O salto para o pessoal
De momento, a equipe de pesquisadores conseguiu apagar o conteúdo celular de oito corações provenientes de doadores falecidos. “No futuro, cada uma destas estruturas, chamadas matrizes, poderão ficar armazenadas no banco durante meses, à espera de um doente que necessite de transplante. É o momento de semear, o velho órgão com células-tronco adultas do próprio receptor”, explica Fernández Avilés. Uma vez que mantém a estrutura, esta guiará a proliferação, a distribuição e a especialização das células recém-chegadas. Se algo caracteriza as células-tronco, é a sua habilidade para diferenciar-se dos 200 tipos de células do nosso organismo e, a partir daí, poder reparar e regenerar qualquer tecido danificado. E agora também para criar um órgão novo.
O fígado, ou qualquer outro órgão mole, leva descelularizarse um dia. O coração leva pelo menos três. Depois, podem ser mantidos em refrigeração durante meses. De momento, só se trabalha com o coração, mas em um futuro próximo, este procedimento se aplica a outros órgãos que são “construídos” à medida do paciente e com suas próprias células-tronco. Portanto, não gerarão rejeição, o que elimina a dificuldade de escassez de doadores e evitará a necessidade de os medicamentos que são usados no transplante convencional para minimizar a reação do organismo contra a invasão de um corpo estranho.
E chegados a este ponto, é necessário ser cauteloso: “O alarde da mídia é compreensível. Mas não nos esqueçamos de que isso irá demorar para chegar, e tais expectativas podem causar o cidadão um ciclo de ilusão que vai acabar em frustração quando você vê que, para ele, ainda não são palpáveis”, diz Javier Arias-Diaz, secretário do Comité de Bioética de Espanha.
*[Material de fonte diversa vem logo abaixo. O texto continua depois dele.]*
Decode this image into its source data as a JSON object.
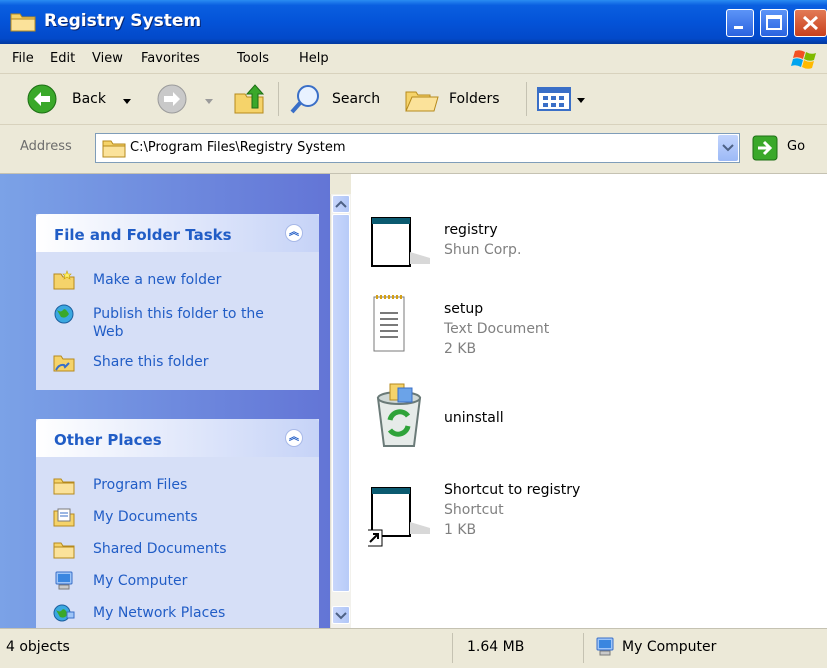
{
  "window": {
    "title": "Registry System"
  },
  "menu": [
    "File",
    "Edit",
    "View",
    "Favorites",
    "Tools",
    "Help"
  ],
  "toolbar": {
    "back": "Back",
    "search": "Search",
    "folders": "Folders"
  },
  "address": {
    "label": "Address",
    "path": "C:\\Program Files\\Registry System",
    "go": "Go"
  },
  "tasks_panel": {
    "title": "File and Folder Tasks",
    "items": [
      "Make a new folder",
      "Publish this folder to the Web",
      "Share this folder"
    ]
  },
  "places_panel": {
    "title": "Other Places",
    "items": [
      "Program Files",
      "My Documents",
      "Shared Documents",
      "My Computer",
      "My Network Places"
    ]
  },
  "files": [
    {
      "name": "registry",
      "line2": "Shun Corp.",
      "line3": ""
    },
    {
      "name": "setup",
      "line2": "Text Document",
      "line3": "2 KB"
    },
    {
      "name": "uninstall",
      "line2": "",
      "line3": ""
    },
    {
      "name": "Shortcut to registry",
      "line2": "Shortcut",
      "line3": "1 KB"
    }
  ],
  "status": {
    "objects": "4 objects",
    "size": "1.64 MB",
    "location": "My Computer"
  },
  "colors": {
    "title_bar": "#0453d8",
    "task_link": "#215dc6",
    "task_pane": "#7ba2e7"
  }
}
Mas o que justifica tanta demora?

Pedras no caminho
Matesanz, para quem a lógica científica desta pesquisa está fora de toda dúvida, lembre-se que: “O transplante em humanos representaria já um caminho sem retorno e, portanto, no momento de produzir-se, não teria opção a dúvida”. Llull menciona algumas pedregulhos que podem retardar esse progresso. Em primeiro lugar, o investimento exagerada de células que requer repovoar um órgão humano. “É verdade que, em ratos tem dado resultado. Mas o peso de seu coração é insignificante. O que vai acontecer quando tiver que reconstruir o de um homem?”.
A próxima questão que se coloca o cirurgião é a capacidade de bombeamento desse novo coração, ainda insuficiente. E a última, um dos cavalos de batalha da bioengenharia, é a diferenciação celular. “Como fazer com que as células tomem a posição correta na matriz? Sem dúvida, o processo requer uma grande precisão.” Criar um órgão completo é um trabalho muito mais complexo do que produzir enxertos bioartificiales a partir de um órgão. E, neste sentido, o gotejamento de novas terapias e estratégias surgidas da engenharia tecidual é fascinante.
A esperança ainda está viva
Em junho de 2008, Paolo Macchiarini, cirurgião do Hospital Clínico de Barcelona, realizou o primeiro transplante de traqueia com um enxerto obtido a partir de uma técnica semelhante ao de Taylor. A traquéia do cadáver se lavou e se repovoou com células mãe da doente que ele transplantou. Na Universidade de Wake Forest, outra equipe conseguiu recentemente tecido hepático funcional, com uma bioestructura semelhante ao fígado humano e com uma matriz preenchida com células-tronco deste órgão.
E os desafios não se esgotam. O próximo é o primeiro implante de membros inferiores. Será no Hospital La Fé de Valência pela equipe do cirurgião Pedro Cavadas. À espera do doador adequado, a operação está consolidando sua liderança no chamado G-4 da medicina regenerativa, juntamente com estados UNIDOS, Canadá e Reino Unido. Mas ainda está longe o dia em que vamos dar esse pulso à doença, ao menos isso parece indicar que vamos acompanhado.